At one time there were in operation in Washoe County ten mills (four or five near Washoe City), having an aggregate of 281 stamps, but the completion of the Virginia and Truckee Railroad to the Carson River was sudden death to all the mills, and killed all the towns. All the ore went to the river.
Wadsworth.
Wadsworth, on the Central Pacific, thirty-four miles east of Reno, is a bright and growing little town. It is situated at the “Big Bend” of the Truckee River, a place well known to those who toiled across the plains in the early days. The place contains about 600 inhabitants. In it are the machine shops, round-house, and freight depot of the Central Pacific, and many good and substantial buildings, both public and private. Before the Carson and Colorado Railroad was built, Wadsworth was a shipping-point for many mining towns and camps to the southward. It still has a very fair trade.
Verdi.
Verdi, eleven miles west of Reno, on the Central Pacific, is a pleasant little lumbering town on the Truckee River, at the eastern base of the Sierras. It is a town of saw-mills and of manufactories of articles made of wood. In the way of mills and machinery Verdi contains a large amount of valuable property.
LAKE TAHOE.
Surrounding Objects of Interest.
All visitors to the Pacific Coast who are lovers of the beautiful and picturesque in natural scenery, will endeavor to spend some time at Lake Tahoe. Taking into consideration the surroundings, there is nowhere in the world a more grandly beautiful mountain lake. The lake lies between the eastern and western summit ridges of the main ridge of the Sierra Nevada Mountains, at an elevation of 6,247 feet above the level of the sea. Its length is a little over twenty-one miles, and its width about twelve miles. Roughly it has the form of a parallelogram, lying nearly north and south, about one-third in Nevada and the remainder in California. It has an area of 204 square miles, as is shown by measurements made in four places across its width, and longitudinally (north and south) in three places. Its greatest depth is 1,800 feet.

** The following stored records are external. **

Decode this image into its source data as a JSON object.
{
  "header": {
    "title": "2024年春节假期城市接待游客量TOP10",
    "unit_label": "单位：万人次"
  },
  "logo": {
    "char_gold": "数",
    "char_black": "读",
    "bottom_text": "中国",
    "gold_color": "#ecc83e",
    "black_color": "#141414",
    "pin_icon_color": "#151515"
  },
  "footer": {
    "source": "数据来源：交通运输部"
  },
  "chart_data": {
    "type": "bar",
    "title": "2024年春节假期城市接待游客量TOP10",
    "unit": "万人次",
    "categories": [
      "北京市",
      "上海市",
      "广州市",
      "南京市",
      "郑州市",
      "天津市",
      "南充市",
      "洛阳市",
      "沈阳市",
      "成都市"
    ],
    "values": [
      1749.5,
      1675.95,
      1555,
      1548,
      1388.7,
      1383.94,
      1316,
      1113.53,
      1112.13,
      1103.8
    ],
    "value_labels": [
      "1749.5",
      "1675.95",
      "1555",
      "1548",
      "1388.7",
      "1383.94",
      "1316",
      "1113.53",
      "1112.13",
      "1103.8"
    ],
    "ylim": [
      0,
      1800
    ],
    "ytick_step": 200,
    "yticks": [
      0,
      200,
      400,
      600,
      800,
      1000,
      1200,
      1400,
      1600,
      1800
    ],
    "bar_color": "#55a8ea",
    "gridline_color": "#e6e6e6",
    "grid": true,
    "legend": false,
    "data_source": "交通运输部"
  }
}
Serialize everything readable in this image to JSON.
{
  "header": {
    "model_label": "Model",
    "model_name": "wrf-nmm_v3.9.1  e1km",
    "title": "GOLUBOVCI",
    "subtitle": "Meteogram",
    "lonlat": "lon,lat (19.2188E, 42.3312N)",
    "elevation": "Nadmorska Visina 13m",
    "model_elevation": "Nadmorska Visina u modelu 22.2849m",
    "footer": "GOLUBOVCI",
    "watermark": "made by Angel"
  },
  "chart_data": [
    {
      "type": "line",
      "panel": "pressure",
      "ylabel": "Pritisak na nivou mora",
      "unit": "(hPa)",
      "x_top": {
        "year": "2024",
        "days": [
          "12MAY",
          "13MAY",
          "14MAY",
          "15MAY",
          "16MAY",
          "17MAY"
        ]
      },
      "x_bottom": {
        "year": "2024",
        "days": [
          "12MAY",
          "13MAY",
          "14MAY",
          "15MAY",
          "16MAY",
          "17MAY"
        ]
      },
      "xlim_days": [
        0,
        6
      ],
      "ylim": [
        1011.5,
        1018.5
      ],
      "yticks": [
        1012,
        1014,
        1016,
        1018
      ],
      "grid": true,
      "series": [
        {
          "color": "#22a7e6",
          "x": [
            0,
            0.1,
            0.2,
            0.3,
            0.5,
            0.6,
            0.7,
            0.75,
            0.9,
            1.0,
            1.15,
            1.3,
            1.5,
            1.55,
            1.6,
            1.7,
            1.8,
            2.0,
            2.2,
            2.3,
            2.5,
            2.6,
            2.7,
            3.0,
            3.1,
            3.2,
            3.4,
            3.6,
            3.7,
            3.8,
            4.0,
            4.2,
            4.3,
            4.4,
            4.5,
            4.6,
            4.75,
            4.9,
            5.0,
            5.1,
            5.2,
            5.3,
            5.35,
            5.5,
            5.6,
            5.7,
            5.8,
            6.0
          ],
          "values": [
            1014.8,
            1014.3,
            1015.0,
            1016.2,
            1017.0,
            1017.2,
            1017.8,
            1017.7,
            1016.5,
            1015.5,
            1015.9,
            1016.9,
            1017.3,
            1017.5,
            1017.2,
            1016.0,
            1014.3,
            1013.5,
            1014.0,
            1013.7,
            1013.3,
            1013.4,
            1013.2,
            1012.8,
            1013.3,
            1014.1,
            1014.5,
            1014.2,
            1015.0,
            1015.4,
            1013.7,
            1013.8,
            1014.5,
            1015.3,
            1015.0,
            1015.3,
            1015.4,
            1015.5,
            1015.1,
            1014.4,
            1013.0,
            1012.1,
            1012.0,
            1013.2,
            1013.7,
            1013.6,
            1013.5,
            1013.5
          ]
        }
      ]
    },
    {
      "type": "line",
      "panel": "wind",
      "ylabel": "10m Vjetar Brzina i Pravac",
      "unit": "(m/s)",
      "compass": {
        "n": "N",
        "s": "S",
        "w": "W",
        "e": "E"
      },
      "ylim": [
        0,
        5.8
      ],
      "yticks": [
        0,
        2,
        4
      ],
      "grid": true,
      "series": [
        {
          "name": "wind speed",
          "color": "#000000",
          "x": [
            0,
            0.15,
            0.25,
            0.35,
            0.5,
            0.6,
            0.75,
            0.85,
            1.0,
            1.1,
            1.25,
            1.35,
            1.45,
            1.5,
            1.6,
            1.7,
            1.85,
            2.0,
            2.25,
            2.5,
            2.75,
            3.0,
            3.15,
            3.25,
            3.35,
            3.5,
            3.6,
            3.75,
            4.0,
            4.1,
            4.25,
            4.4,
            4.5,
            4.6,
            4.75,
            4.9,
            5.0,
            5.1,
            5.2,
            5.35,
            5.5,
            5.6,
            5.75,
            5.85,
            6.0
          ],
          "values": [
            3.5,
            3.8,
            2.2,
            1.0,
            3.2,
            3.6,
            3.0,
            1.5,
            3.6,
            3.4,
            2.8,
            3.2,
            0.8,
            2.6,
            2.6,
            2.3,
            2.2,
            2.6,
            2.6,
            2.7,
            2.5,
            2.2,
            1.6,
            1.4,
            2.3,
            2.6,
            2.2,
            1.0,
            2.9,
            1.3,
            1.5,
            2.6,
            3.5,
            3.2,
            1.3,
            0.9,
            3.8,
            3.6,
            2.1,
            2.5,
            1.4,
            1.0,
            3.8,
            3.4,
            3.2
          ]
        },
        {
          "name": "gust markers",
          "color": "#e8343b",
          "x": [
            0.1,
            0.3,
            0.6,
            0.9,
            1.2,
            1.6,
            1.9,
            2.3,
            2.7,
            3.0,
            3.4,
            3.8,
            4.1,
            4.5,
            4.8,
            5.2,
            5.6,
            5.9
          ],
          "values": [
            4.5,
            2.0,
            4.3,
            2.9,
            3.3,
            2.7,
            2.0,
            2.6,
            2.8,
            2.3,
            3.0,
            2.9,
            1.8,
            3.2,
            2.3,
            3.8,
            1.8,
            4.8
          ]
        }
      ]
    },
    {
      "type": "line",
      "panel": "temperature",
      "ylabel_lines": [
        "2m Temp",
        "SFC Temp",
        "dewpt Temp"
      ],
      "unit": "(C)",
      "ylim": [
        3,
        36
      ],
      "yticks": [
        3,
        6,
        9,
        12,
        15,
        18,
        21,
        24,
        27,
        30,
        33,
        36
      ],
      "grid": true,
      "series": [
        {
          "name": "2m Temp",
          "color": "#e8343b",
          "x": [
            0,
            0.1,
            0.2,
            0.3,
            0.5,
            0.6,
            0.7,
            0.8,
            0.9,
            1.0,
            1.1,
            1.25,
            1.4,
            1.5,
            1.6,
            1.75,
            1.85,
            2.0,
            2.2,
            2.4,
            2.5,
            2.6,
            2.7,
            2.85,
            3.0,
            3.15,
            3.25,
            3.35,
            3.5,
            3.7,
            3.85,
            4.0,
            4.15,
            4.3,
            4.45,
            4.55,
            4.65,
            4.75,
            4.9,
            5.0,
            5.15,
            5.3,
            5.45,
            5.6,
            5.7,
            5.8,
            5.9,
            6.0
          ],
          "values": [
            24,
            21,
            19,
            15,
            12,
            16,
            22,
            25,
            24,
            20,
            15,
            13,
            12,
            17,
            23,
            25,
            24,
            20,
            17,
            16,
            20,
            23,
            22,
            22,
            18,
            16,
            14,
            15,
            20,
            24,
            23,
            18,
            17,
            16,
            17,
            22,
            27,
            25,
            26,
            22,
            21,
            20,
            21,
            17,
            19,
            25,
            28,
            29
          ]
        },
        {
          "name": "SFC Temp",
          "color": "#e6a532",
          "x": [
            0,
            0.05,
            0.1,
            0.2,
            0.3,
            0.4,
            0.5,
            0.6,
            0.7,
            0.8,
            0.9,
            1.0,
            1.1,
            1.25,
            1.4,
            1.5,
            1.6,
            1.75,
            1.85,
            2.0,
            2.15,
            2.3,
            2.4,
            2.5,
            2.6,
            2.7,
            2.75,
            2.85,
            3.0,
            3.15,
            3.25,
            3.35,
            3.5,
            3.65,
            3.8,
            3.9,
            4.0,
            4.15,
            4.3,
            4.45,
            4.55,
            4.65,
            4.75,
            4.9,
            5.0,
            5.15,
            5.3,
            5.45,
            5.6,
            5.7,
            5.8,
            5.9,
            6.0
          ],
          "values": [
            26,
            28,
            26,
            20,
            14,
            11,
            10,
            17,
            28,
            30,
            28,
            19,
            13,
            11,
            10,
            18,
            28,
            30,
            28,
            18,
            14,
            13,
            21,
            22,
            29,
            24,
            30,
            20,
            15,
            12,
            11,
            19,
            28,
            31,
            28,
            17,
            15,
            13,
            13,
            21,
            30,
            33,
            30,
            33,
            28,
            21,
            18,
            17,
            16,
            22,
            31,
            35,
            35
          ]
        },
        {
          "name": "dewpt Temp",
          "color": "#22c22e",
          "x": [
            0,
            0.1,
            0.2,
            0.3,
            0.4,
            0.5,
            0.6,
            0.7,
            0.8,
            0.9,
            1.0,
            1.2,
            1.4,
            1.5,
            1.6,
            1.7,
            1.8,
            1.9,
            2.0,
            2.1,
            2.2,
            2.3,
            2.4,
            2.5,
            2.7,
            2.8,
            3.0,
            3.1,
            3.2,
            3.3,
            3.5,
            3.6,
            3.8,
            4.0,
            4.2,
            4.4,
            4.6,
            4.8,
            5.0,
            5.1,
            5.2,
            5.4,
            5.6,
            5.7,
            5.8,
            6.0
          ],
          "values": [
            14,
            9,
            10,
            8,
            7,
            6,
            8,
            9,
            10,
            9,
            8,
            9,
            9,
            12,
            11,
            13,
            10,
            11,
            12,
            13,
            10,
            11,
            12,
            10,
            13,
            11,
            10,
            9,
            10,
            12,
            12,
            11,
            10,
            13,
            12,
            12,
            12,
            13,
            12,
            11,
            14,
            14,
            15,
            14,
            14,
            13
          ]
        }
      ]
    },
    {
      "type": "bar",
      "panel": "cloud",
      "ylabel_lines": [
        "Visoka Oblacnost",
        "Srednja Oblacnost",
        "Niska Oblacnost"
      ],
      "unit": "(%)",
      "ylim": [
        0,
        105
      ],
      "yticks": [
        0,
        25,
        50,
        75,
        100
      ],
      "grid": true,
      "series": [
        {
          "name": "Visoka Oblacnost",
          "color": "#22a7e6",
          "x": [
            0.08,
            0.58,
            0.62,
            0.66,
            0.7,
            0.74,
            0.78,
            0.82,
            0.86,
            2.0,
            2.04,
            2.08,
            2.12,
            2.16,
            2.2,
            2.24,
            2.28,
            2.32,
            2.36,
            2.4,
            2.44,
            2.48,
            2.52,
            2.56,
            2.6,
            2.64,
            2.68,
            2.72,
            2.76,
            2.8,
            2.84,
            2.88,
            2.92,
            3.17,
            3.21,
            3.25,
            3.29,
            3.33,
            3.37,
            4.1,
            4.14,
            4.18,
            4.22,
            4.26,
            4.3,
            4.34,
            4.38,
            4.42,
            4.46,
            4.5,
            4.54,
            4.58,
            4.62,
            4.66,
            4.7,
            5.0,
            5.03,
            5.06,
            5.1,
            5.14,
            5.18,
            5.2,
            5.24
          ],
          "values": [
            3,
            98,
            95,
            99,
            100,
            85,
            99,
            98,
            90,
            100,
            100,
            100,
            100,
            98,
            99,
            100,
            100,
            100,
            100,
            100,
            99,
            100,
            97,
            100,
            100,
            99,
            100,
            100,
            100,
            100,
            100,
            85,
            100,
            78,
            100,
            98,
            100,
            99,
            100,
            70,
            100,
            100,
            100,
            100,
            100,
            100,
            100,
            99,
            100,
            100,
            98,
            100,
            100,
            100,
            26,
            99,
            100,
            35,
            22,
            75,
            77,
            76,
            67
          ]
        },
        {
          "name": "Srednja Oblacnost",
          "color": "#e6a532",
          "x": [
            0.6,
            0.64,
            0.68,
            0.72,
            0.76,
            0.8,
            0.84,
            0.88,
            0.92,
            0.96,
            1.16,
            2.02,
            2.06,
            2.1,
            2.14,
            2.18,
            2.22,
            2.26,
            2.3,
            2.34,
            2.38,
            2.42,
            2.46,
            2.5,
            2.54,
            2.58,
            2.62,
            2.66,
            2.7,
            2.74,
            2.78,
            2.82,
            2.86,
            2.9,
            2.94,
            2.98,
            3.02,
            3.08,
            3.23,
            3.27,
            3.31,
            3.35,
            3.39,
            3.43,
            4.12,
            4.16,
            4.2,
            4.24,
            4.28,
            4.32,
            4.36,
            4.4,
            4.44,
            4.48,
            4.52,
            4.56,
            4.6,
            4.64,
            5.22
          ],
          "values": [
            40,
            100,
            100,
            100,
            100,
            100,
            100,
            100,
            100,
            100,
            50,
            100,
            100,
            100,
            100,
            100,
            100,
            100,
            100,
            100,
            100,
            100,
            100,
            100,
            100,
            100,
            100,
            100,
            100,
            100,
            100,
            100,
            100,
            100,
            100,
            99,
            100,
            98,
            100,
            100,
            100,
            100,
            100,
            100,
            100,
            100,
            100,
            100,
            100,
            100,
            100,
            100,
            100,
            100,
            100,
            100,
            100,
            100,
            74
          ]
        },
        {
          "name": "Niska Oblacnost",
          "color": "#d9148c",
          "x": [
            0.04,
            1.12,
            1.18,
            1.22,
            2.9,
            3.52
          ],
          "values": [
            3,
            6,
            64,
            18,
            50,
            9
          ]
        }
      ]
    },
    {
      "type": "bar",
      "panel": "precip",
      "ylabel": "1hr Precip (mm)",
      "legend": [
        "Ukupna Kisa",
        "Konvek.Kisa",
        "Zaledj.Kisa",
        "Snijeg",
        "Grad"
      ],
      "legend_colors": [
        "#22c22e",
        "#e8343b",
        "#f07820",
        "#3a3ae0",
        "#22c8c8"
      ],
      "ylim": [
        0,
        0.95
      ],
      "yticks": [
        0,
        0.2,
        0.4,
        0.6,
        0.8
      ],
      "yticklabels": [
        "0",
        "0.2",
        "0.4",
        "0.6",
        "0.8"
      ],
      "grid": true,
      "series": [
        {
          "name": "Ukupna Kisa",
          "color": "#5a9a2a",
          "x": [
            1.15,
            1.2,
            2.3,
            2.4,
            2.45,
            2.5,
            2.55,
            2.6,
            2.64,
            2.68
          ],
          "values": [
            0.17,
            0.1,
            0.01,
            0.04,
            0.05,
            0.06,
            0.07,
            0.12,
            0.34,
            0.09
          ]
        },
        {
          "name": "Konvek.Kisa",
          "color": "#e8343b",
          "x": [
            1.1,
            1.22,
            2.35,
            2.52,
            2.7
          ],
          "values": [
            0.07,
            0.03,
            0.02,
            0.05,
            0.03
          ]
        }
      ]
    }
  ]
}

It is shut in and surrounded on all sides by mountains that rise to a height of from 2,000 to 5,000 feet above its surface. The lake evidently occupies an extinct volcanic crater of great size. Soundings show in the bottom a deep channel or crevice which extends nearly the whole length of the lake in a north and south direction. In this the depth is everywhere from 1,500 to 1,700 feet. The deepest spot (1,800 feet) is toward the south end of the lake, in front of Mount Tallac. The water is of great purity and crystal clearness, and never freezes.
The lake receives the waters of fifty-one creeks and brooks, the largest of which is the Upper Truckee, which falls in at the south end. It also receives the aqueous contributions of almost innumerable ravines, gorges, and canyons. It drains an area of over 500 square miles, composed largely of lofty mountains on which the snow falls to a depth of many feet, and by the melting of which the numerous streams are fed. There are also many living springs on the sides of the surrounding mountains, with a great number (both hot and cold) along the shores of the lake, and doubtless a much larger number deep beneath its surface. The only outlet of the lake is the Truckee River, at its northwest corner. This outlet, which forms the head of the Truckee River, is fifty feet in width, has an average depth of five feet, and a velocity of six feet a second, making the discharge 123,120,000 cubic feet in twenty-four hours, in early spring when the snow in the mountains is rapidly melting.